Search code examples
regexnotepad++

Notepad++ regex to match and replace first comma between certain tags


I have data like so opened in Notepad++:

<title>Name 1, Address 1, NY</address>
<title>Name 2, Address 2, California</address>
<title>Name 3, Address 3, Texas</address>
<title>Name 4</title> <address>Address 4, Utah</address> <-- this line is 100% correct

...and I would llike to target the first comma on the groups that need proper tag enclosing, and replace it by: </title><address>

I did this and it targets the second group (address), but the replace regex I don't know what to use to keep the integrity of the address data, I tried something like this but it destroys the whole address:

  • Find What: , (.+address)
  • Replace with: </title><address>(.+address)

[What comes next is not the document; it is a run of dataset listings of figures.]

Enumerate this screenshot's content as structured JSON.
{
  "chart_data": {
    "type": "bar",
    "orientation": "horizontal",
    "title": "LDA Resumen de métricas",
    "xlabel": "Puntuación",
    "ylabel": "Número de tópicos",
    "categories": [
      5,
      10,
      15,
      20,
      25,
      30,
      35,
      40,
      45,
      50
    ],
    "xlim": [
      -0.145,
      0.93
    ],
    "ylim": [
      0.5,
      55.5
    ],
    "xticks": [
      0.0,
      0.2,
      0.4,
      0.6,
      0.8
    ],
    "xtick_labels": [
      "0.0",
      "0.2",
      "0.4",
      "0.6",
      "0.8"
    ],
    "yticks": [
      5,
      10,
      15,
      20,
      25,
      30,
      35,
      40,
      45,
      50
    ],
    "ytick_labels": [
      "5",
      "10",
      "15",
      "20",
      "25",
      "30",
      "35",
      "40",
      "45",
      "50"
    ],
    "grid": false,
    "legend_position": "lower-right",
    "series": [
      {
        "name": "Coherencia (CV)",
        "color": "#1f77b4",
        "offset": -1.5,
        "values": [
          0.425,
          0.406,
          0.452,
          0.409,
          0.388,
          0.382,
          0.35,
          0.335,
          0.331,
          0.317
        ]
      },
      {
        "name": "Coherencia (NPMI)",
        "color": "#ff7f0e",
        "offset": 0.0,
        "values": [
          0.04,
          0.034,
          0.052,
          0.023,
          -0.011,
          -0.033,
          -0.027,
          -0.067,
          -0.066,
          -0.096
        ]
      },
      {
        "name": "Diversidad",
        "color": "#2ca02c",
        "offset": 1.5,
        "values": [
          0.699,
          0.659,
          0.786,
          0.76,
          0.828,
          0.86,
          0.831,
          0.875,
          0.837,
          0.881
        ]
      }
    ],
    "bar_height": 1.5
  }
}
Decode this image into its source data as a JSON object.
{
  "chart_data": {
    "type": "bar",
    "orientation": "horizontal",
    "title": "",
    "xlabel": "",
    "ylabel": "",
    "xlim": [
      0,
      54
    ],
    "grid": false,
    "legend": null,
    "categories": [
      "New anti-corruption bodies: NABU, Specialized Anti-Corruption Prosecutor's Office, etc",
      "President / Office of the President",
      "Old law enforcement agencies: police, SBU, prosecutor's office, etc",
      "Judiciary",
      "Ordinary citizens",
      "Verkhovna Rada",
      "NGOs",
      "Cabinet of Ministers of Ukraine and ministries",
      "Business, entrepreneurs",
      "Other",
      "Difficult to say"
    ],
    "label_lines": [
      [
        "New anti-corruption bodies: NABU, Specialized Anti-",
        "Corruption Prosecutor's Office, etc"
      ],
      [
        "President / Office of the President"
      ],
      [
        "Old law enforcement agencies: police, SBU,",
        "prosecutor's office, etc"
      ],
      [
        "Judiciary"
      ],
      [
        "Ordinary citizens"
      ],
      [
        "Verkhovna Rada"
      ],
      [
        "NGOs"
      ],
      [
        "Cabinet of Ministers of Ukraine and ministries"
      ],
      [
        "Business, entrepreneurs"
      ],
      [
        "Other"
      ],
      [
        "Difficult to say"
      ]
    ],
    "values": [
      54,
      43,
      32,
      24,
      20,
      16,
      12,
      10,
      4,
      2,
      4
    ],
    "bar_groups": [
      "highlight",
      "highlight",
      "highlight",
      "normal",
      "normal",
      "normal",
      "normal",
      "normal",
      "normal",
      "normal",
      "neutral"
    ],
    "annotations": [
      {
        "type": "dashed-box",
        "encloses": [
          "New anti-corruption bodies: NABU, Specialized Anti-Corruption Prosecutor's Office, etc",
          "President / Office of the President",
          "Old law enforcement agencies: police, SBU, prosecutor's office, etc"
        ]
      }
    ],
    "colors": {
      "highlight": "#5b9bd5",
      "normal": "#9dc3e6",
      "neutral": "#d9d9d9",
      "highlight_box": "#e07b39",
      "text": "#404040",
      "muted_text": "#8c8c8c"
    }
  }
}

How to simply replace the first comma by new tags </title><address>?


Solution

  • You can use

    <title>[^<>,\v]*\K,\h*([^<>\v]*</address>)
    

    Replace with </title> <address>\1.

    See the regex demo.

    Details

    • <title> - a string <title>
    • [^<>,\v]* - zero or more chars other than <, >, comma and any vertical whitespace
    • \K - match reset operator that disacards all text matched so far
    • , - a comma
    • \h* - zero or more horizontal whitespaces
    • ([^<>\v]*</address>) - Group 1 (the $1 or \1 backreference refers to the group value):
      • [^<>\v]* - zero or more chars other than <, > and any vertical whitespace
      • </address> - a </address> string.